Right now I'm praying for answers. I'm praying that God shows the doctor a clear answer for Winston's diagnosis, that there is no question about what the problem is, and that the solution is quick and complete. His current diagnosis is FPIES and something within me is not comfortable with that diagnosis, so I'm praying we find a diagnosis that leaves no room for doubt or question. I'm also praying that, through whatever else comes our way, Winston remains his happy self and I remain thankful.
Thank you to those who have been supportive on our journey so far. Through your prayers, texts & phone calls, and all who have offered to help in someway (especially my friend Jess who brought me a grocery bag of dairy-free goodies to the hospital - with two kids in tow, no less!), we have felt so loved and we have gotten through this mostly unscathed.

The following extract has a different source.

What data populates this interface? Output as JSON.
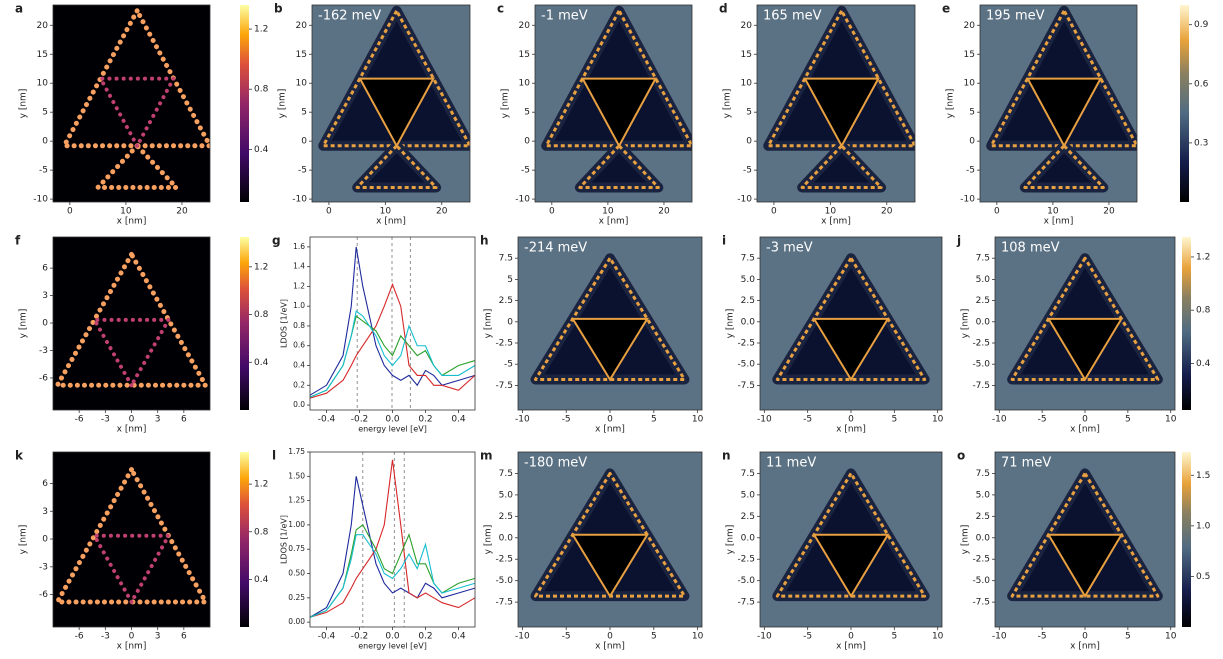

We have an amazing village to help with London when we both need and want to be with Winston. It's terrifying to see your baby getting put into an ambulance or taken for x-rays, but much less so when you have the comfort of knowing your big girl is being well cared for. I'm also very appreciative of all the advice and experience that's been offered so far regarding Winston's struggles - please keep it coming! And please please join me in praying for our sweet baby, for his complete healing.